Evaluation des politiques publiques de lutte contre la pollution de l’air

A la demande du Groupe Ecologiste de l’Assemblée Nationale,  le Comité de contrôle et d’évaluation des politiques publiques( CEC)  a engagé  avec le concours  de la Cour des Comptes un vaste chantier d’auditions , durant un an, pour évaluer  Les politiques mises en place pour garantir à chacun une meilleure  qualité de l’air et donc une meilleure santé.

Jean-Louis Roumégas Député écologiste de l’Hérault et  Martial Saddier Député de Haute Savoie, co-rapporteurs ont avancé 22 Propositions pragmatiques et volontaristes pour  clarifier et simplifier la gouvernance de cette politique publique.

Une étude de l’OCDE (Organisation de Coopération et de Développement Economique) et de l’OMS parue en avril 2015 évalue le coût de la pollution  de l’air à environ 48 milliards d’euros pour la France seule, soit 2,3 % de son PIB (produit intérieur brut).

La cour des comptes l’évalue pour sa part à 30milliards/an

Un décès sur sept dans le monde, selon l’OMS, et 16 500 décès en France, selon une étude Aphekom de 2012, sont liés à la pollution de l’air. Le cout estimé de la prise charge des maladies respiratoires est évalué de 1 à 2 milliards soit entre 15 et 30% du déficit de la branche maladie.

La gouvernance des politiques de lutte contre la pollution de l’air est complexe, le paysage juridique touffu, les évaluations sont sporadiques et il est urgent de simplifier et accélérer les procédures de gestion des pics de pollution qui se multiplient.

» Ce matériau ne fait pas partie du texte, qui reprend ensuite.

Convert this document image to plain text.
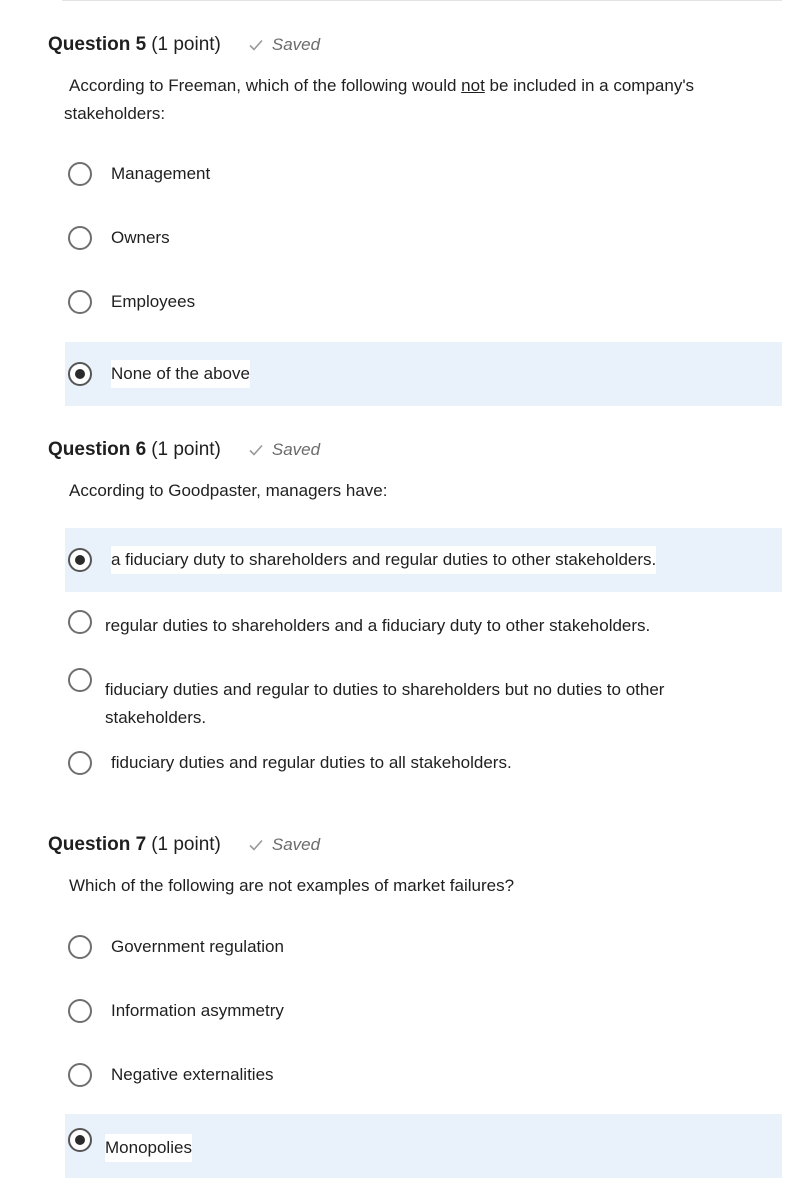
Question 5 (1 point)	Saved

According to Freeman, which of the following would not be included in a company's
stakeholders:

Management
Owners
Employees
None of the above
Question 6 (1 point)	Saved

According to Goodpaster, managers have:

a fiduciary duty to shareholders and regular duties to other stakeholders.
regular duties to shareholders and a fiduciary duty to other stakeholders.
fiduciary duties and regular to duties to shareholders but no duties to other
stakeholders.
fiduciary duties and regular duties to all stakeholders.
Question 7 (1 point)	Saved

Which of the following are not examples of market failures?

Government regulation
Information asymmetry
Negative externalities
Monopolies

Des efforts particuliers doivent être entrepris pour diminuer l’impact du secteur routier  principal responsable de la prolifération  des oxydes d’azote (les NOx), il est temps de réduire le fret routier en faisant la promotion d’alternatives , d’assumer une fiscalité clairement dévouée à la réduction du diesel et aussi  revoir le principe du Bonus Malus qui pénalise les véhicules moins polluants.

Alors que les villes de Londres, Milan et Berlin ont engagé une stratégie en faveur de «  zones à basse émission » la France reste à la traine.

Le scandale Volkswagen a  révélé  les failles des tests d’émission des véhicules en laboratoire, les tests en situation réelle sont impératifs tout comme la contrôle de l’influence des industriels  de l’automobiles sur la détermination des normes européennes. Une autorité de surveillance européenne indépendante, garante du suivi des émissions par contrôle a postériori des véhicules en circulation , serait bienvenue.

Le secteur agricole et le résidentiel tertiaire échappent encore trop au principe pollueur payeur ;

L’épandage des engrais, source quasi exclusive des émissions d’ammoniac, couplée à l’utilisation massive et incontrolée de biocides requièrent la montée en charge rapide du plan Ecophyto 2 tout comme la limitation des intrants ; le projet de transition  agroécologique devrait  limiter les expositions nocives pour tous en commençant par les agriculteurs touchés en première ligne.

Une meilleure isolation des batiments et un meilleur rendement des appareils de chauffage devraient limiter à terme l’impact des pollutions du résidentiel tertiaire.

Jean- Louis Roumégas  a tenu à intégrer une dimension nouvelle à l’ expertise en intégrant la question de la pollution de l’air intérieur,  trop souvent oubliée, alors que les individus passent presque 80% de leur temps dans des lieux clos ou prolifèrent dans un cocktail toxique, composants organiques volatiles COV, perturbateurs endocriniens PE ; présents dans l’ensemble des produits du quotidien.

Réactivation du principe pollueur payeur , soutien aux alternatives vertueuses en matière de déplacement et de transport de fret, fiscalité environnementale , agriculture durable, gouvernance rénovée , sensibilisation et information des populations et des élus seront les voies incontournables d’une politique publique rénovée au service de la qualité de notre air et de notre santé.